In the afternoon, I went to another third class a hospital and got the same reply as the previous one. They only had to have a flow of people on Tuesdays, Thursdays and Saturdays. They had to have a series of examinations first and then make an appointment.

I feel depressed and want to swear. I don't want to do it on Tuesday or Wednesday. I just want to take the extra piece of meat out of my stomach today. I have to go through the divorce procedure on Thursday. I have to toss about it again. Although it is said that the medical technology has been improved and the flow of people is a small and small operation, I am still afraid that after finishing the operation, I will not rest well and run around leaving sequelae. My aunt's second cousin had three abortions before marriage. Now she is infertile after marriage. Her husband's family forces her to divorce. My mother didn't know how many times she talked to me about it. The meaning could not be clearer. I don't want to lose the qualification to be a mother because of this bad relationship with Liu Xiaobao, and I don't want to lose my health for this ridiculous love.

Wang baozi advised me to divorce my marriage first, and then to have an operation so as to have a better rest. I think there is no other way. I have an appointment with the doctor to have a check-up on Friday and an abortion on Saturday morning.

After breaking up with Wang Baozi and returning to their residence, Xiao Xia and Xiao Huang are having dinner. When they see me coming in, they are stunned and then ask me if I have eaten.

I said with a smile that I had eaten it. Then I sneezed twice, sniffed my nose, sat down to watch them eat and asked, "did you tell Hu you about my business?"

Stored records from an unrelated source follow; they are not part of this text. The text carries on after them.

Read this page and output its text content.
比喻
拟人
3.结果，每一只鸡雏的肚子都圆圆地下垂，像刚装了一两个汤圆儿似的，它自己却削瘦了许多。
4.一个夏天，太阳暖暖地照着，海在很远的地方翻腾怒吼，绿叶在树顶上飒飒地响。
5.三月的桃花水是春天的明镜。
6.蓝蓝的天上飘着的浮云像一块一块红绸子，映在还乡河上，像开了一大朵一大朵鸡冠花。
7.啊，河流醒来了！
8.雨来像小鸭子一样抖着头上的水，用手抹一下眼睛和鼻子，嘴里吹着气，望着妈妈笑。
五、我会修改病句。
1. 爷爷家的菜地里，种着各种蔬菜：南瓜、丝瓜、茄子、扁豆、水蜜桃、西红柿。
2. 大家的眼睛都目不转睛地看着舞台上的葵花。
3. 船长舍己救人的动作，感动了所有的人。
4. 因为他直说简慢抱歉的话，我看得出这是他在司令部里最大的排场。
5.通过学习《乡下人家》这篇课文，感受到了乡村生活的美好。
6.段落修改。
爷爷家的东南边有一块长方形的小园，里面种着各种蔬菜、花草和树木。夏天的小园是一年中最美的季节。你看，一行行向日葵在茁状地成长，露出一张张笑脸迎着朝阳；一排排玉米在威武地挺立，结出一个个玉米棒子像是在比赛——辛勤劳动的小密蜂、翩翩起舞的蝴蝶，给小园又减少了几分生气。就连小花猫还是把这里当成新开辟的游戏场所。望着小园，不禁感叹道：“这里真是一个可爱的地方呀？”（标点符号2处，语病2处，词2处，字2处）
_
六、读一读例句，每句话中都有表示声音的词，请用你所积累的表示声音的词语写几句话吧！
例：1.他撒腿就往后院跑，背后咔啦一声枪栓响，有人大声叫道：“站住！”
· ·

Xiao Xia said with a bitter face, "can you not talk about it? Even if we don't talk about it, people can guess You were really scary yesterday. We all thought you killed yourself by cutting your wrists in the bathroom, so... "

"Cut your wrist? Why? I'm not stupid enough Just talk about it. It's ok I'm pregnant. The baby belongs to my ex husband In fact, it's not right to say it's an ex husband. We haven't gone through the divorce procedures yet. I told you that I was divorced because in my heart, I had divorced him It's not the right time for the baby. I, I want to run away, so... " I was a smile, unconsciously with small Xia Xiaohuang account of the bottom.

This evening, I talked to Xiao Xia Xiaohuang about everything. I was so angry that they both swore and kept silent. I told them because I needed to talk to them too much. So far, no one really understands what I've been through, and if I don't talk about it, I'll have internal injuries. Moreover, I have not known them for a long time and have no common friends and acquaintances. I do not intend to continue to work in Huyou company. Even if it is over, there will be no sequelae.